Indian Institute of Technology researchers develop AI tool to identify cancer-causing genes

Researchers from the Indian Institute of Technology in Madras have come up with a new AI prediction tool that can detect cancer-causing genes in individuals.


Dubbed PIVOT, the predictive model-based AI tool uses information about mutations, gene expression, and copy number variation in genes and disturbances in biological networks due to impaired gene expression. change.

Machine learning models can classify these genes as tumor suppressor genes, oncogenes or neutral genes.

In one researchWith their findings published in the peer-reviewed journal Frontier in Genetics, PIVOT has been found to successfully predict both oncogenes and tumor suppressor genes such as TP53 and PIK3CA, and related genes. new cancers, such as PRKCA, SOX9 and PSMD4.

Researchers have so far developed AI predictive models for three types of cancer: invasive breast carcinoma, colon carcinoma, and lung adenocarcinoma. According to a press release, they plan to build more models for other types of cancer.

Additionally, the team is building lists of oncogenes to help identify the right drugs for patients based on their cancer profiles.

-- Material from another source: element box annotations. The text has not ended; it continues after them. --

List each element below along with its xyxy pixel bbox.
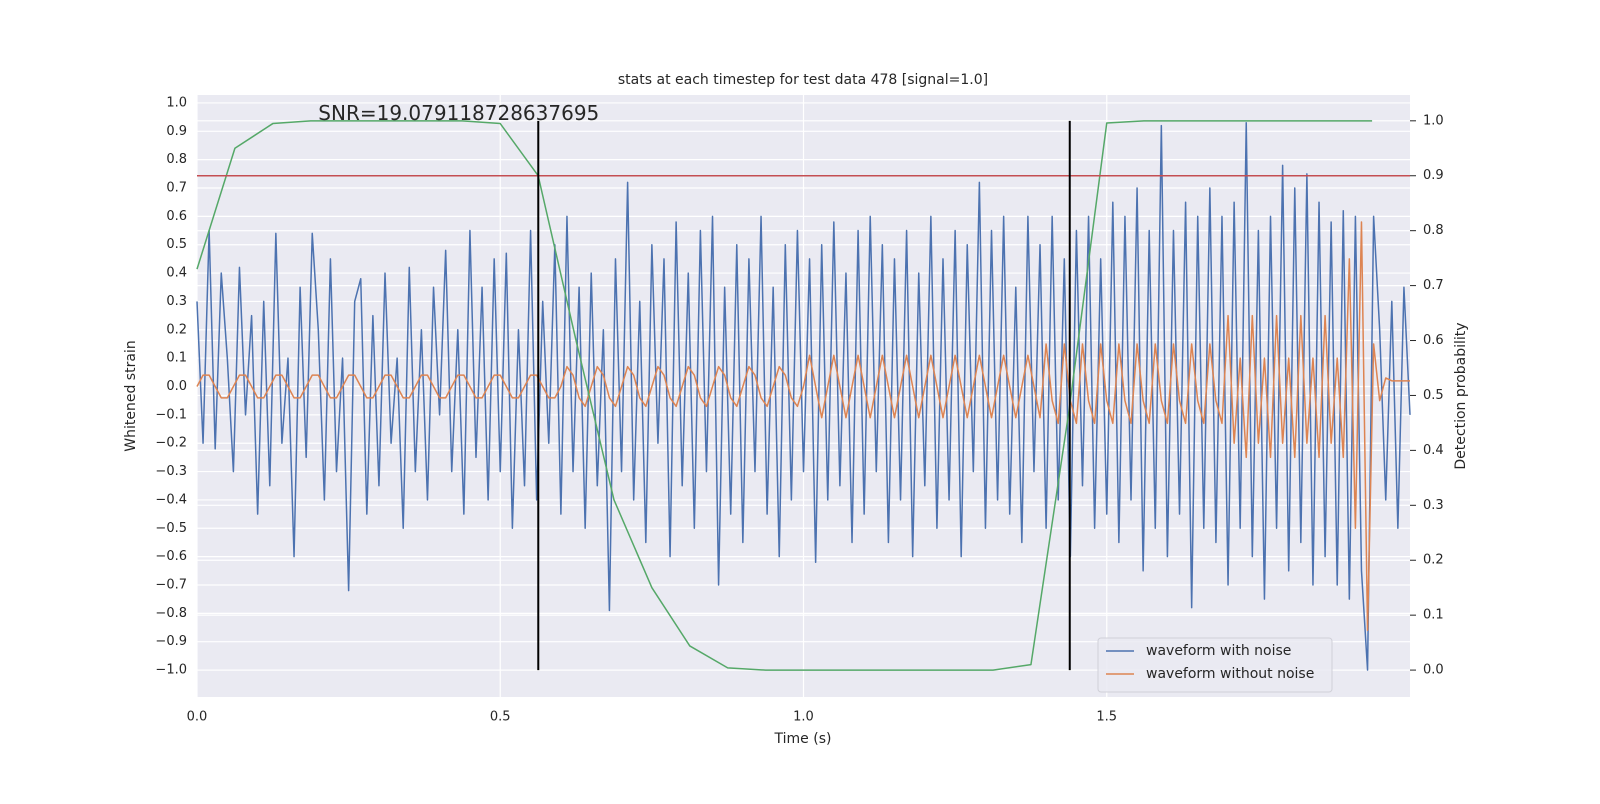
y-tick-label: −0.4 [155,492,187,507]
y-tick-label: 0.1 [166,351,187,366]
y-tick-label: 0.5 [166,237,187,252]
y2-tick-label: 0.1 [1423,608,1444,623]
y-tick-label: 0.4 [166,266,187,281]
y2-axis-label: Detection probability [1453,322,1469,469]
y2-tick-label: 0.0 [1423,663,1444,678]
y-tick-label: −0.3 [155,464,187,479]
y-tick-label: 0.3 [166,294,187,309]
y-tick-label: −0.7 [155,577,187,592]
marks [196,120,1411,671]
y-tick-label: 0.2 [166,322,187,337]
legend-label: waveform with noise [1146,643,1291,659]
y-tick-label: 0.0 [166,379,187,394]
y-tick-label: −0.8 [155,606,187,621]
annotation: SNR=19.079118728637695 [318,101,599,125]
y-tick-label: −0.1 [155,407,187,422]
y-tick-label: 0.7 [166,181,187,196]
y2-tick-label: 0.8 [1423,223,1444,238]
y2-tick-label: 0.5 [1423,388,1444,403]
y-tick-label: 0.9 [166,124,187,139]
chart-title: stats at each timestep for test data 478… [618,72,988,88]
x-tick-label: 1.5 [1096,710,1117,725]
series-line [196,221,1410,632]
y2-tick-label: 1.0 [1423,113,1444,128]
y-tick-label: −0.2 [155,436,187,451]
x-tick-label: 0.0 [187,710,208,725]
legend-label: waveform without noise [1146,666,1314,682]
y2-tick-label: 0.4 [1423,443,1444,458]
x-tick-label: 1.0 [793,710,814,725]
y-tick-label: −0.9 [155,634,187,649]
y-tick-label: −0.5 [155,521,187,536]
y2-tick-label: 0.6 [1423,333,1444,348]
y-tick-label: 0.8 [166,152,187,167]
x-axis-label: Time (s) [774,731,832,747]
legend-box [1097,637,1333,693]
series-line [196,120,1373,671]
series-line [196,122,1411,671]
y-axis-label: Whitened strain [123,340,139,451]
y-tick-label: −0.6 [155,549,187,564]
y2-tick-label: 0.2 [1423,553,1444,568]
y-tick-label: 0.6 [166,209,187,224]
y2-tick-label: 0.9 [1423,168,1444,183]
y2-tick-label: 0.7 [1423,278,1444,293]
x-tick-label: 0.5 [490,710,511,725]
y-tick-label: −1.0 [155,663,187,678]
y2-tick-label: 0.3 [1423,498,1444,513]
y-tick-label: 1.0 [166,95,187,110]
labels: −1.0 −0.9 −0.8 −0.7 −0.6 −0.5 −0.4 −0.3 −0.2 −0.1… [155,95,1443,724]
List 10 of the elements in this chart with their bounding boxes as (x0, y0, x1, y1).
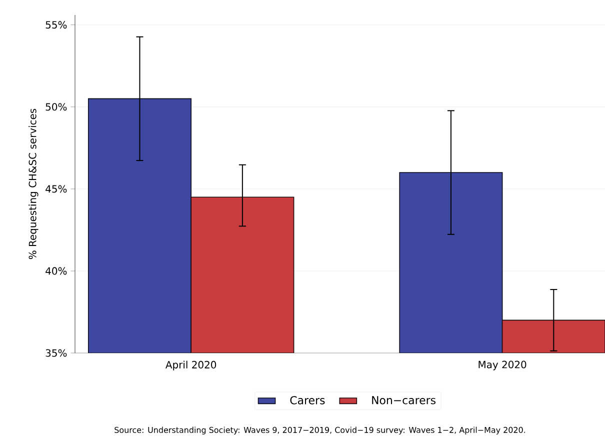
legend-label: Carers (290, 396, 325, 404)
legend-label: Non−carers (372, 396, 436, 404)
y-axis-title: % Requesting CH&SC services (28, 108, 38, 260)
x-tick-label: May 2020 (478, 360, 526, 370)
y-tick-label: 35% (46, 349, 67, 357)
y-tick-label: 50% (46, 103, 67, 111)
x-tick-label: April 2020 (166, 360, 216, 370)
y-tick-label: 45% (46, 185, 67, 193)
y-tick-label: 40% (46, 267, 67, 275)
y-tick-label: 55% (46, 21, 67, 29)
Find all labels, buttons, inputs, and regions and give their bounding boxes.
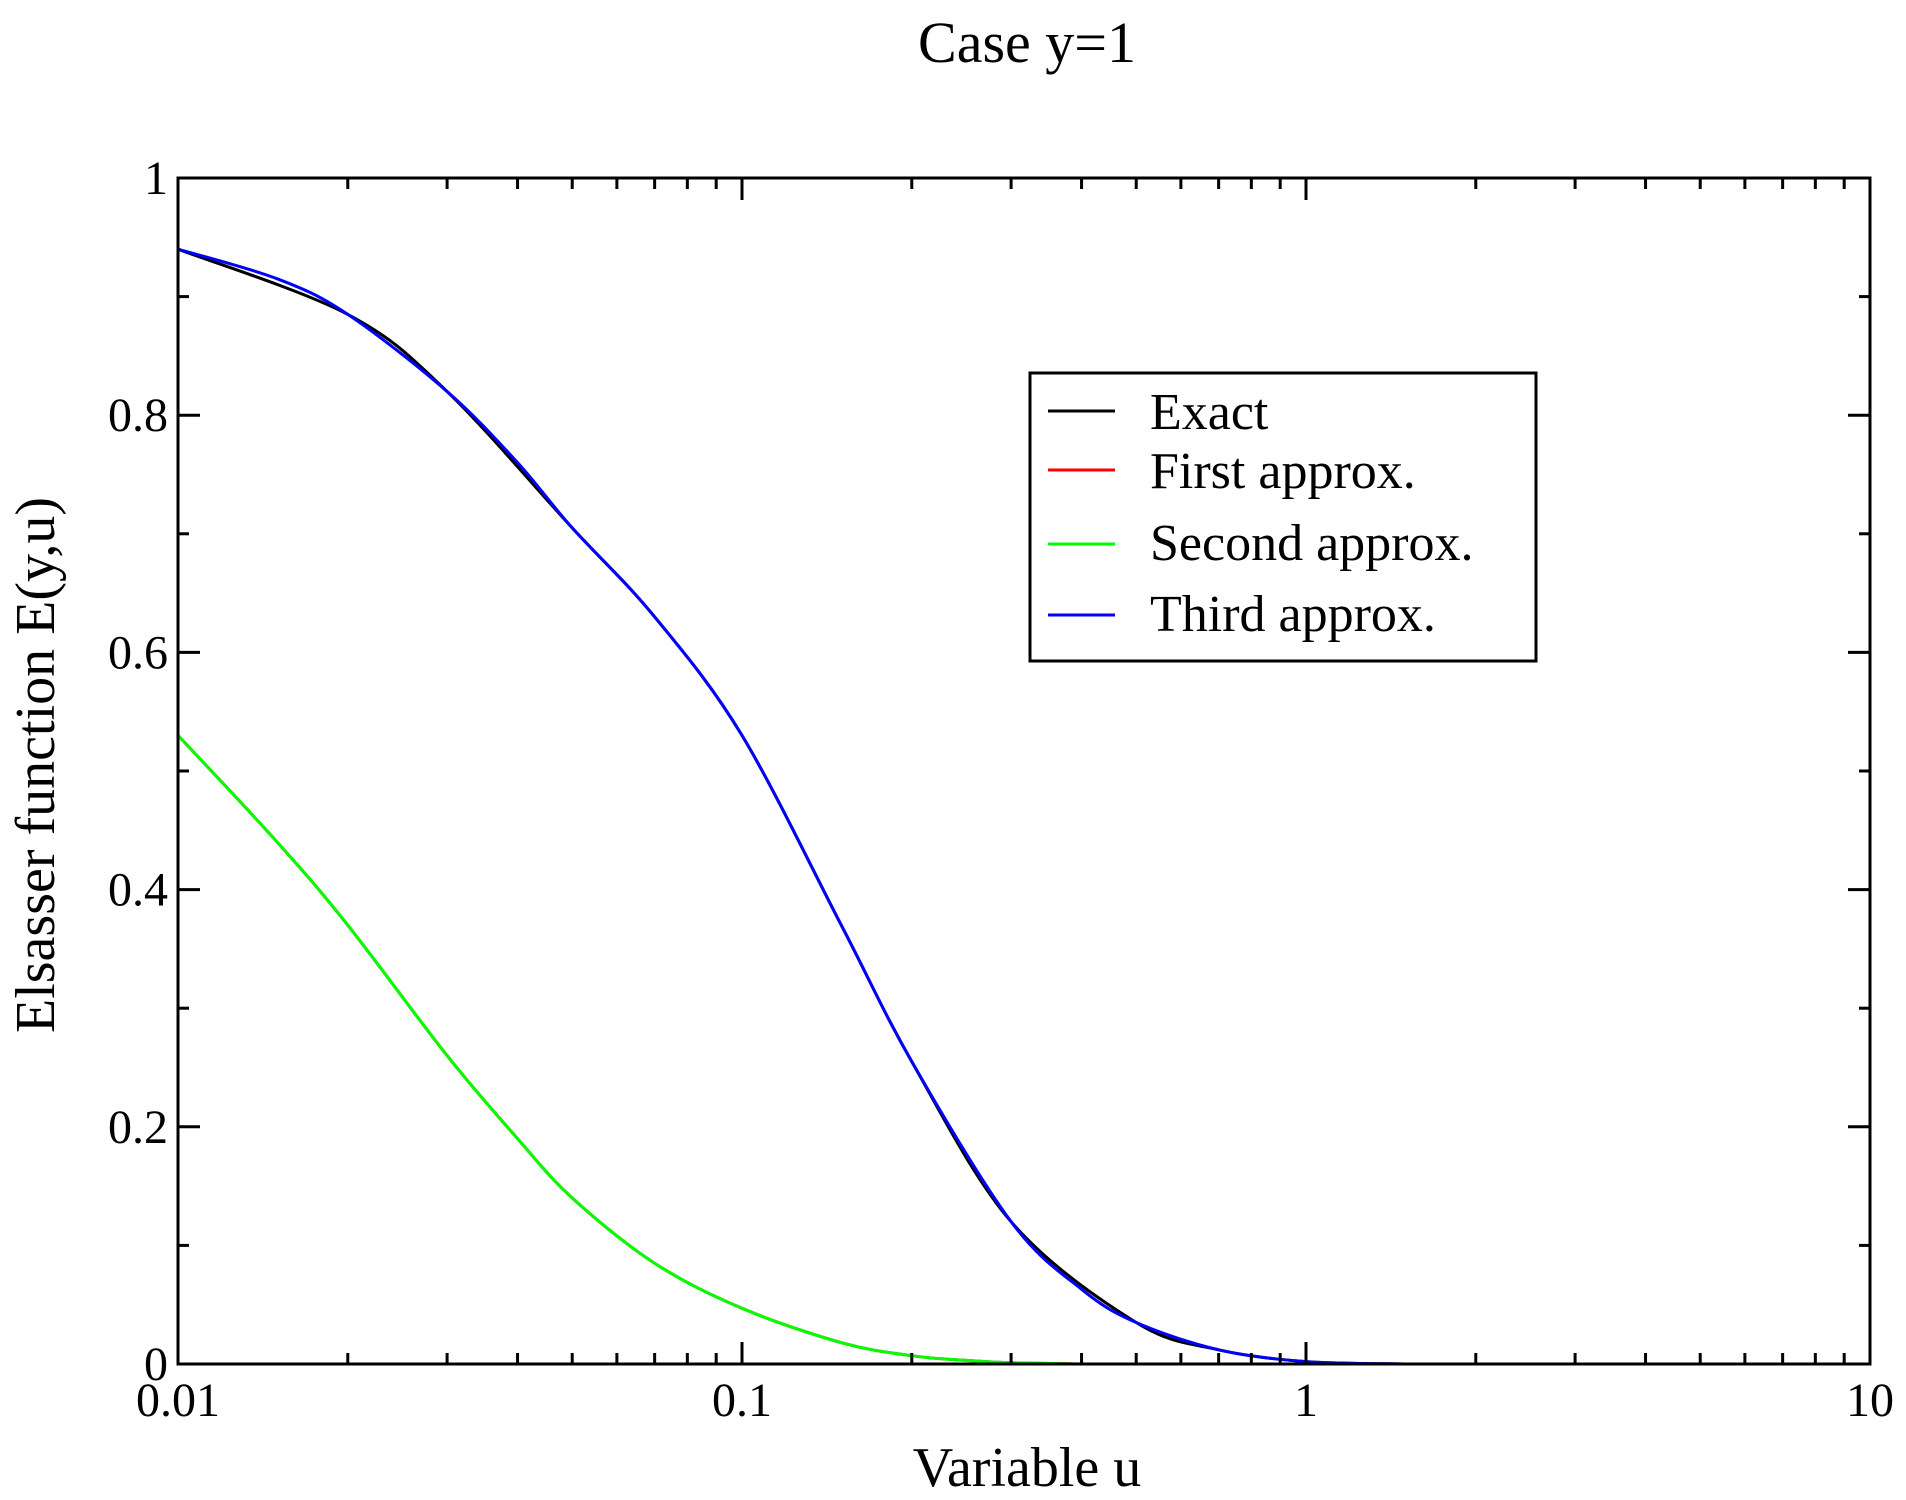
y-tick-label: 0.2: [108, 1101, 168, 1154]
plot-frame: [176, 176, 1872, 1366]
y-tick-label: 0.4: [108, 864, 168, 917]
x-tick-label: 0.01: [136, 1374, 220, 1427]
legend-label-first-approx: First approx.: [1150, 443, 1416, 500]
y-axis-label: Elsasser function E(y,u): [5, 497, 67, 1033]
legend-item-third-approx: Third approx.: [1048, 586, 1436, 643]
y-tick-label: 0.8: [108, 389, 168, 442]
legend-item-exact: Exact: [1048, 384, 1269, 441]
x-axis-label: Variable u: [913, 1437, 1142, 1499]
x-tick-label: 0.1: [712, 1374, 772, 1427]
legend-label-third-approx: Third approx.: [1150, 586, 1436, 643]
x-tick-label: 10: [1846, 1374, 1894, 1427]
y-tick-label: 0: [144, 1338, 168, 1391]
y-tick-label: 1: [144, 152, 168, 205]
series-line-second-approx: [176, 733, 1084, 1366]
legend-item-first-approx: First approx.: [1048, 443, 1416, 500]
legend: Exact First approx. Second approx. Third…: [1028, 371, 1538, 663]
x-tick-label: 1: [1294, 1374, 1318, 1427]
legend-label-exact: Exact: [1150, 384, 1269, 441]
y-tick-label: 0.6: [108, 626, 168, 679]
series-group: [176, 247, 1407, 1366]
axis-ticks: 0.01 0.1 1 10 0 0.2 0.4 0.6 0.8 1: [108, 152, 1894, 1427]
legend-label-second-approx: Second approx.: [1150, 515, 1473, 572]
chart-title: Case y=1: [918, 10, 1136, 75]
series-line-third-approx: [176, 247, 1407, 1366]
legend-item-second-approx: Second approx.: [1048, 515, 1473, 572]
legend-box: [1028, 371, 1538, 663]
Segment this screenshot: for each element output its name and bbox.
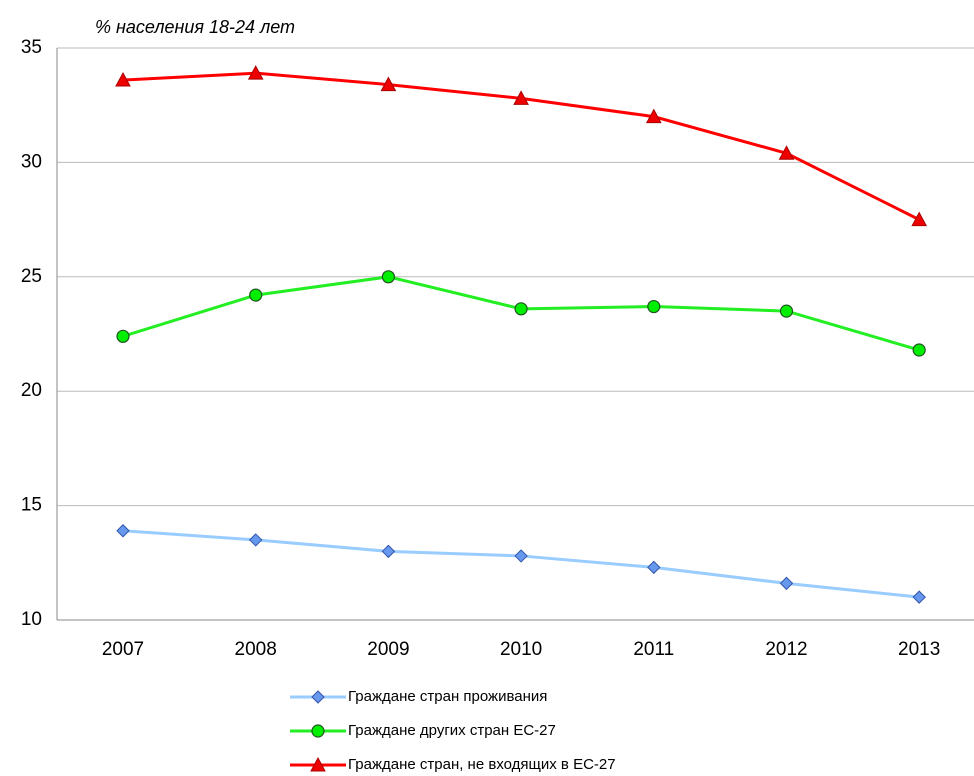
- marker: [645, 108, 662, 124]
- marker: [381, 270, 395, 284]
- x-tick-label: 2008: [235, 639, 277, 660]
- marker: [380, 76, 397, 92]
- marker: [911, 211, 928, 227]
- marker: [311, 724, 325, 738]
- marker: [247, 65, 264, 80]
- marker: [514, 549, 528, 563]
- x-tick-label: 2010: [500, 639, 542, 660]
- marker: [647, 299, 661, 314]
- marker: [778, 145, 795, 160]
- chart-title: % населения 18-24 лет: [95, 17, 295, 37]
- marker: [912, 343, 926, 357]
- marker: [779, 304, 794, 318]
- legend-label: Граждане стран проживания: [348, 688, 547, 705]
- marker: [248, 533, 263, 547]
- marker: [116, 524, 130, 538]
- x-tick-label: 2007: [102, 639, 144, 660]
- x-tick-label: 2011: [633, 639, 674, 660]
- marker: [249, 288, 263, 302]
- marker: [310, 756, 326, 772]
- legend-label: Граждане других стран ЕС-27: [348, 722, 556, 739]
- series-line: [122, 529, 920, 599]
- x-tick-label: 2013: [898, 639, 940, 660]
- marker: [912, 590, 926, 604]
- y-tick-label: 10: [21, 609, 42, 630]
- marker: [311, 690, 325, 704]
- marker: [513, 90, 529, 105]
- marker: [381, 544, 396, 559]
- x-tick-label: 2012: [765, 639, 807, 660]
- y-tick-label: 30: [21, 151, 42, 172]
- y-tick-label: 15: [21, 495, 42, 516]
- x-tick-label: 2009: [367, 639, 409, 660]
- y-tick-label: 25: [21, 266, 42, 287]
- y-tick-label: 20: [21, 380, 42, 401]
- legend-label: Граждане стран, не входящих в ЕС-27: [348, 756, 616, 773]
- marker: [779, 576, 794, 591]
- marker: [514, 302, 528, 316]
- y-tick-label: 35: [21, 37, 42, 58]
- marker: [647, 560, 661, 575]
- marker: [116, 329, 130, 343]
- legend: Граждане стран проживания Граждане других…: [290, 688, 616, 773]
- marker: [115, 71, 131, 87]
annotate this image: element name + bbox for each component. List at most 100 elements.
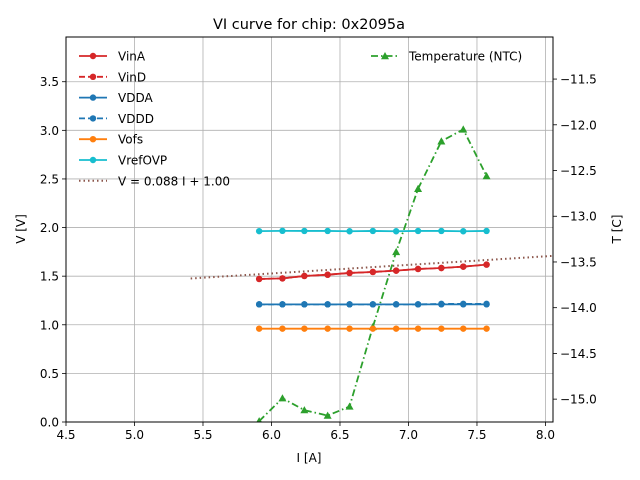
data-point xyxy=(278,394,287,402)
y2-tick-label: −14.0 xyxy=(560,301,597,315)
legend-entry: Vofs xyxy=(79,133,143,147)
legend-marker xyxy=(381,52,389,60)
legend-marker xyxy=(89,136,97,143)
legend-marker xyxy=(89,94,97,101)
data-point xyxy=(369,227,377,235)
data-point xyxy=(255,275,263,283)
data-point xyxy=(300,406,309,414)
series-line xyxy=(258,128,488,422)
data-point xyxy=(279,275,286,282)
data-point xyxy=(369,301,377,308)
y2-tick-label: −13.0 xyxy=(560,210,597,224)
fit-line xyxy=(190,254,553,280)
data-point xyxy=(324,325,331,332)
data-point xyxy=(345,402,354,410)
legend-label: VinA xyxy=(118,50,146,64)
y-tick-label: 3.5 xyxy=(40,75,59,89)
data-point xyxy=(346,301,353,308)
data-point xyxy=(414,325,422,332)
legend-entry: VrefOVP xyxy=(79,154,167,168)
data-point xyxy=(460,300,467,308)
legend-entry: VinD xyxy=(79,70,146,84)
data-point xyxy=(392,247,401,256)
data-point xyxy=(414,227,422,235)
x-tick-label: 7.5 xyxy=(467,428,486,442)
chart-title: VI curve for chip: 0x2095a xyxy=(213,17,405,33)
data-point xyxy=(369,268,377,276)
x-axis: 4.5 5.0 5.5 6.0 6.5 7.0 7.5 8.0 xyxy=(56,422,555,442)
y2-tick-label: −11.5 xyxy=(560,73,597,87)
data-point xyxy=(301,301,308,308)
data-point xyxy=(459,125,468,133)
x-tick-label: 4.5 xyxy=(56,428,75,442)
x-tick-label: 5.5 xyxy=(193,428,212,442)
data-point xyxy=(324,271,331,278)
data-point xyxy=(392,301,400,308)
data-point xyxy=(482,172,491,180)
x-tick-label: 6.5 xyxy=(330,428,349,442)
axes-frame xyxy=(65,36,554,423)
legend-marker xyxy=(89,156,97,164)
y2-tick-label: −12.0 xyxy=(560,118,597,132)
data-point xyxy=(437,137,446,145)
x-tick-label: 6.0 xyxy=(262,428,281,442)
data-point xyxy=(414,265,422,273)
legend-marker xyxy=(89,115,97,122)
data-point xyxy=(438,325,445,332)
legend-label: VDDD xyxy=(118,112,154,126)
legend-label: Temperature (NTC) xyxy=(408,50,522,64)
legend-right: Temperature (NTC) xyxy=(371,50,522,64)
data-point xyxy=(279,325,286,332)
data-point xyxy=(279,301,286,308)
data-point xyxy=(414,301,422,308)
y-axis-label-right: T [C] xyxy=(610,215,624,245)
series-vofs xyxy=(255,325,490,332)
data-point xyxy=(438,264,445,272)
legend-label: VrefOVP xyxy=(118,154,167,168)
x-axis-label: I [A] xyxy=(297,451,322,465)
data-point xyxy=(460,325,467,332)
y-axis-right: −15.0 −14.5 −14.0 −13.5 −13.0 −12.5 −12.0 −11.5 xyxy=(553,73,597,407)
y-tick-label: 3.0 xyxy=(40,124,59,138)
data-point xyxy=(323,411,332,419)
grid xyxy=(65,37,553,423)
data-point xyxy=(460,228,467,235)
data-point xyxy=(483,300,490,308)
y-axis-label-left: V [V] xyxy=(14,214,28,244)
y2-tick-label: −12.5 xyxy=(560,164,597,178)
y-tick-label: 2.0 xyxy=(40,221,59,235)
legend-entry: VDDA xyxy=(79,91,153,105)
data-point xyxy=(346,325,353,332)
legend-marker xyxy=(89,73,97,81)
data-point xyxy=(255,227,263,235)
legend-entry: VinA xyxy=(79,50,146,64)
series-vddd xyxy=(255,300,490,308)
y-tick-label: 1.0 xyxy=(40,318,59,332)
y-tick-label: 1.5 xyxy=(40,270,59,284)
data-point xyxy=(346,269,353,277)
legend-label: V = 0.088 I + 1.00 xyxy=(118,174,230,188)
legend-left: VinA VinD VDDA VDDD Vofs VrefOVP V = 0.088 I +… xyxy=(79,50,230,188)
y-tick-label: 0.0 xyxy=(40,416,59,430)
y-tick-label: 2.5 xyxy=(40,172,59,186)
legend-marker xyxy=(89,52,97,60)
data-point xyxy=(414,184,423,193)
legend-label: Vofs xyxy=(118,133,143,147)
y-axis-left: 0.0 0.5 1.0 1.5 2.0 2.5 3.0 3.5 xyxy=(40,75,66,430)
data-point xyxy=(460,263,467,270)
x-tick-label: 5.0 xyxy=(125,428,144,442)
data-point xyxy=(392,228,400,235)
x-tick-label: 7.0 xyxy=(399,428,418,442)
data-point xyxy=(301,272,308,280)
data-point xyxy=(324,227,331,235)
data-point xyxy=(346,228,353,235)
legend-entry: VDDD xyxy=(79,112,154,126)
y2-tick-label: −15.0 xyxy=(560,393,597,407)
data-point xyxy=(392,325,400,332)
legend-label: VinD xyxy=(118,70,146,84)
data-point xyxy=(483,261,490,268)
data-point xyxy=(392,267,400,274)
data-point xyxy=(301,325,308,332)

The uncontrolled growth of cells that lead to cancer occurs due to mutations in oncogenes or tumor suppressor genes, or both. However, not all mutations necessarily lead to cancer, according to the IIT-Madras researchers.

They say identifying the genes responsible for the onset and progression of cancer in patients helps identify the right combination of drugs and therapies for recovery.

Dr Karthik Raman, research team member and associate professor at IIT-Madras Bhupat and Jyoti Mehta School of Biological Sciences, commented: “As cancer treatment increasingly moves towards personalized medicine, Such models are built to accurately identify patient differences.

While there are tools available that can also identify cancer genes, they use unsupervised learning and base their predictions on the presence and absence of mutations in those genes.

According to the team, the IIT-Madras study on PIVOT is the first to use supervised learning and take into account the functional impact of mutations in making predictions.


There have been recent efforts across Asia Pacific to detect and predict cancer using AI technology. Last month, cancer care platform Karkinos Health Care partnered with US oncology company C2i Genomics to promote AI-powered cancer surveillance in India. The second method provides a diagnostic test that uses AI to determine the trace amount of cancer that has recurred.

IT supplier Fujitsu is working on a research project with Southern Tohoku General Hospital, Japan to develop an AI solution that detects pancreatic cancer from CT scans at an early stage.

Two years ago, a research group at National University of Singapore came up with a cancer scorecard, a panel of 29 selected genes, that help detect cancer. It was developed using big data and predictive analysis of more than 30,000 biopsies taken from patients.


“The field of precision medicine is still in its infancy,” said Malvika Sudhakar, team member and research scholar at IIT-Madras.